Warrant is a distributed service deployed to multiple cloud regions. All traffic (reads and writes) flows through a single endpoint (api.warrant.dev). By default, data is replicated across regions to maximize performance and reliability. In order to balance performance and consistency, Warrant implements a 'bounded staleness protocol' similar to Google Zanzibar's 'Zookie' protocol.

Warrant-Tokens

Each 'write' operation in Warrant (e.g. creating or deleting a new warrant, modifying an object type) is atomic and generates a unique transaction id known as a 'Warrant Token'. The server returns this token as a response header in all API writes:

'Warrant-Token: MjM0fDM0MzQyM3wyMTM0MzM0MzY0NQ=='

User-specified consistency

Unlike traditional, eventually-consistent distributed systems, Warrant allows users to specify their desired 'consistency level' via the Warrant-Token. More specifically, on reads (checks and queries), clients may pass a previously generated Warrant-Token as a header to instruct the server to only process the request using data no older than the transaction identified by the client-passed Warrant-Token.

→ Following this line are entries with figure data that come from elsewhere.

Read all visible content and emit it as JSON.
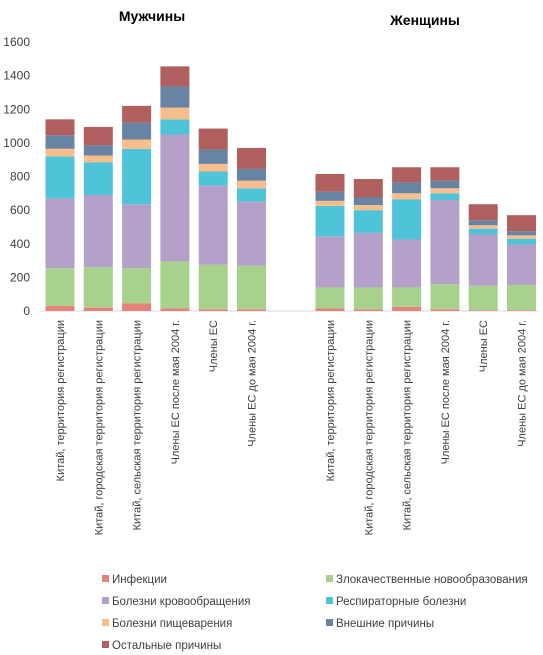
{
  "chart_data": {
    "type": "bar",
    "stacked": true,
    "ylim": [
      0,
      1600
    ],
    "yticks": [
      0,
      200,
      400,
      600,
      800,
      1000,
      1200,
      1400,
      1600
    ],
    "grid": false,
    "legend_position": "bottom",
    "series": [
      {
        "name": "Инфекции",
        "color": "#e6827c"
      },
      {
        "name": "Злокачественные  новообразования",
        "color": "#a9d18e"
      },
      {
        "name": "Болезни кровообращения",
        "color": "#b4a0c8"
      },
      {
        "name": "Респираторные болезни",
        "color": "#4fc3d7"
      },
      {
        "name": "Болезни пищеварения",
        "color": "#f9be8c"
      },
      {
        "name": "Внешние  причины",
        "color": "#6884a4"
      },
      {
        "name": "Остальные причины",
        "color": "#b05f5f"
      }
    ],
    "groups": [
      {
        "title": "Мужчины",
        "categories": [
          {
            "label": "Китай, территория регистрации",
            "values": [
              30,
              225,
              415,
              250,
              45,
              80,
              95
            ]
          },
          {
            "label": "Китай, городская территория  регистрации",
            "values": [
              20,
              240,
              430,
              195,
              40,
              60,
              110
            ]
          },
          {
            "label": "Китай,  сельская территория  регистрации",
            "values": [
              45,
              210,
              380,
              330,
              55,
              100,
              100
            ]
          },
          {
            "label": "Члены ЕС после  мая 2004 г.",
            "values": [
              15,
              280,
              755,
              90,
              70,
              125,
              120
            ]
          },
          {
            "label": "Члены ЕС",
            "values": [
              10,
              265,
              470,
              85,
              45,
              85,
              125
            ]
          },
          {
            "label": "Члены ЕС до мая 2004 г.",
            "values": [
              10,
              260,
              380,
              80,
              45,
              70,
              125
            ]
          }
        ]
      },
      {
        "title": "Женщины",
        "categories": [
          {
            "label": "Китай, территория регистрации",
            "values": [
              15,
              125,
              305,
              180,
              30,
              55,
              105
            ]
          },
          {
            "label": "Китай, городская территория  регистрации",
            "values": [
              10,
              130,
              325,
              135,
              30,
              45,
              110
            ]
          },
          {
            "label": "Китай,  сельская территория  регистрации",
            "values": [
              25,
              115,
              285,
              240,
              35,
              65,
              90
            ]
          },
          {
            "label": "Члены ЕС после  мая 2004 г.",
            "values": [
              10,
              150,
              500,
              40,
              30,
              45,
              80
            ]
          },
          {
            "label": "Члены ЕС",
            "values": [
              5,
              145,
              305,
              35,
              20,
              30,
              95
            ]
          },
          {
            "label": "Члены ЕС до мая 2004 г.",
            "values": [
              5,
              150,
              240,
              35,
              20,
              25,
              95
            ]
          }
        ]
      }
    ]
  }
}
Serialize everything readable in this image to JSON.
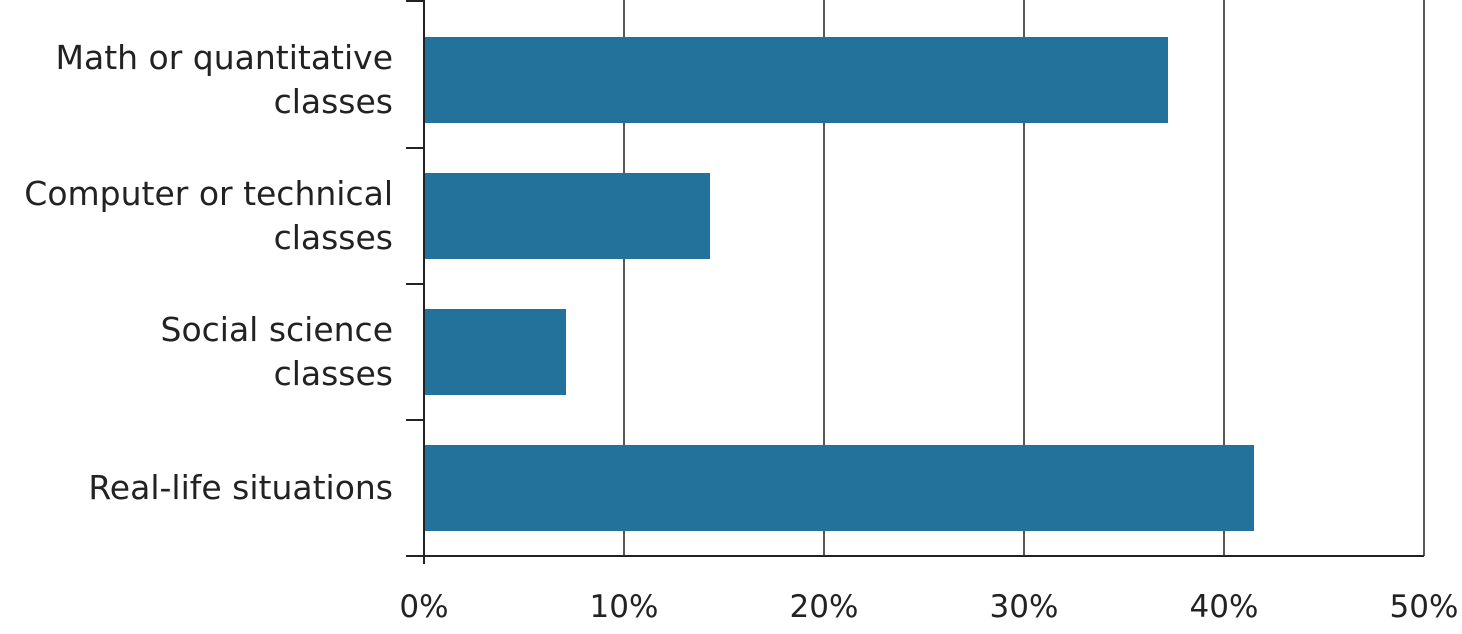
{
  "chart_data": {
    "type": "bar",
    "orientation": "horizontal",
    "title": "",
    "xlabel": "",
    "ylabel": "",
    "categories": [
      [
        "Math or quantitative",
        "classes"
      ],
      [
        "Computer or technical",
        "classes"
      ],
      [
        "Social science",
        "classes"
      ],
      [
        "Real-life situations"
      ]
    ],
    "values": [
      37.2,
      14.3,
      7.1,
      41.5
    ],
    "unit": "%",
    "xlim": [
      0,
      50
    ],
    "xticks": [
      0,
      10,
      20,
      30,
      40,
      50
    ],
    "xtick_labels": [
      "0%",
      "10%",
      "20%",
      "30%",
      "40%",
      "50%"
    ],
    "grid": "vertical",
    "bar_color": "#23729c",
    "legend": "none"
  }
}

This ensures that clients can dictate an exact level of consistency on a per-request basis.

In practice, clients can store Warrant-Tokens in their system on a per-subject basis, and pass that token on each read for that subject for optimal performance. For example, if creating a new warrant (e.g. user:x is an editor of report:y) generates a Warrant-Token with value 45f87sdf=, that token can then be stored in the client's db along with 'user:x'. Subsequent checks or queries to Warrant can then include that stored Warrant-Token for optimal performance.

latest token

It's possible that a situation might arise where a client needs an up-to-date result as of some specific transaction but doesn't have the accompanying Warrant-Token for that transaction. In such a scenario, the client can pass the latest Warrant-Token in their read op to instruct the server to use the most up-to-date data it has on record:

'Warrant-Token: latest'

Note that using the latest token effectively instructs the server to bypass all caches in favor of hitting the database for the most up-to-date result. Therefore, it's recommended to use latest only when necessary and instead use server-provided Warrant-Tokens or no token at all (instead relying on server defaults) to maximize performance in most cases.

Default consistency

As briefly mentioned above, passing a Warrant-Token on reads is optional. If a Warrant-Token is not provided, the server uses a default 'staleness window' to fulfill check and query requests. This window is cache-optimized and thus the recommended approach for the 90-95% of read requests that can tolerate short replication lag.